Most Nepalis are used to the taste of limited chocolate brands like Dairy Milk and KitKat whereas they are still unaware of the multiple varieties of chocolates such as bonbons and truffles that the international market offers.
“We thought if we could offer a new taste to chocolate lovers of Nepal, it would work out. Also, there aren’t any shops dedicated to chocolates in Nepal. There are shops for sweets, but not chocolates,” Saurav says. “All of these showed us the scope of the chocolate business in Nepal. Hence, Yeju Chocolate Nepal is born.”
They named it Yeju which means “loved ones” in the Newa language as people generally give chocolates to the people they love, according to Saloni.
Nonetheless, the one-year journey of Yeju Chocolate Nepal did not become as sweet as its products. Saloni says it was quite difficult to make her family okay with her getting involved in her own business as all of them were in salary-paying jobs.
“Nonetheless, I had my mother’s support from the beginning.”
Saurav, whose family is in the jewellery business, shares, “Although my family did doubt our business idea a bit initially, they fully back us now.”

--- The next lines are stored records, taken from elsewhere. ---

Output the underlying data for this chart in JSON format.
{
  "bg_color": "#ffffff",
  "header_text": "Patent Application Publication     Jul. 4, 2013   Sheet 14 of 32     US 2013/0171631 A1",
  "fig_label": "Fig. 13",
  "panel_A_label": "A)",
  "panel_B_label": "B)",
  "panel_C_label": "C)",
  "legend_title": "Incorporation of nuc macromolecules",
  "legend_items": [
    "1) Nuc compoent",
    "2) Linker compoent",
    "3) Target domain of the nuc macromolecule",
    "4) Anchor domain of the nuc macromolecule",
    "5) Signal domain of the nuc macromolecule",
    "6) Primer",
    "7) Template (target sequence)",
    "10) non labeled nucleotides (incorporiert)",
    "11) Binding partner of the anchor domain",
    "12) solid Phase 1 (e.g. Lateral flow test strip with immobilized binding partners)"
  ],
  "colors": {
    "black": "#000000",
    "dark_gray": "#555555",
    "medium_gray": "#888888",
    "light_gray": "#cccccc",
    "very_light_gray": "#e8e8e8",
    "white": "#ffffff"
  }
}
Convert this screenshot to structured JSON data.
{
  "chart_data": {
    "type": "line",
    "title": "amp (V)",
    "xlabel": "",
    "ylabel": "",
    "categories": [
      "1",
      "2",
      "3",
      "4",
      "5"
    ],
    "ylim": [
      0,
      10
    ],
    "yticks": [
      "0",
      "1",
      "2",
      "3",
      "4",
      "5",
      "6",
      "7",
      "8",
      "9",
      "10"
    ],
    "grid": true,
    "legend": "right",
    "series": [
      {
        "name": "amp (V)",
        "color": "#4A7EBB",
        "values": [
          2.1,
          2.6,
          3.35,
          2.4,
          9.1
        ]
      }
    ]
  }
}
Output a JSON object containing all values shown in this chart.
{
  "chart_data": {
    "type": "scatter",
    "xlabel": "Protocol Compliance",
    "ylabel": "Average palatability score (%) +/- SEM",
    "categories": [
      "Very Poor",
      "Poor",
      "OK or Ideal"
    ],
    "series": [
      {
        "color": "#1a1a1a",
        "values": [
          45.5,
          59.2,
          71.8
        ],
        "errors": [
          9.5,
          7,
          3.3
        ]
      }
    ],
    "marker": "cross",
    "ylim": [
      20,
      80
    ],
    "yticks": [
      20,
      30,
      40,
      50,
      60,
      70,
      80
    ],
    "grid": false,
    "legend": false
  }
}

“It was somehow difficult to make them come out of the 10-to-5 mentality. They didn’t understand how much time and dedication operating a business required,” expresses Saloni, “I faced some problems there. However, they are used to it now and are very supportive of what we do.”
Although Saloni had a related diploma, Yeju Chocolate Nepal found it difficult to implement the right ideas about chocolate making, ingredients, and places to source the ingredients. “After researching for quite a while, we knew that we needed to import raw materials from India,” says Saurav.
For this, they say they contacted one of their friends in India and imported them. “Still, we were not able to make quality chocolates; we wasted many chocolates and resources during that phase,” he recalls, “As we didn’t have a tempering machine, the texture of chocolates would not come smooth and perfect to match the quality of international chocolates.”
The duo, in total, invested around Rs 50,000 initially into Yeju Chocolate Nepal. Later, they also reinvested the earnings into it. Within one year of operation, the company has just reached the breakeven point.
“By now, we have imported a tempering machine to perfect the texture of the chocolate. Meanwhile, we also perfected chocolate-making skills by learning from online videos and experimenting,” says Saurav.
Slow and steady progress
Yeju Chocolate Nepal had started its operation with only three varieties, and today, it has over 20 types. The cost varies from Rs 30 to Rs 400.
“In the beginning, we gave it to our family, friends and relatives to try. They all liked it and supported our business through the word of mouth,” informs Saloni.
Saurav adds, “ We also participated in events held at Labim Mall on different occasions. Since then, we feel our reach has broadened. After that, many people started coming to us for chocolates. We also got corporate orders.”
In the meantime, Yeju Chocolate Nepal received an order on the occasion of Teacher’s Day; the customers wanted it to do something special. “Then, we decided to customise wrappers,” says Saurav. “We then printed the teacher’s photo on it along with some written messages then.”
Besides such occasions, the company has sold more chocolates in the wedding season also. Because it depends on the occasion, the sale, overall, regularly fluctuates.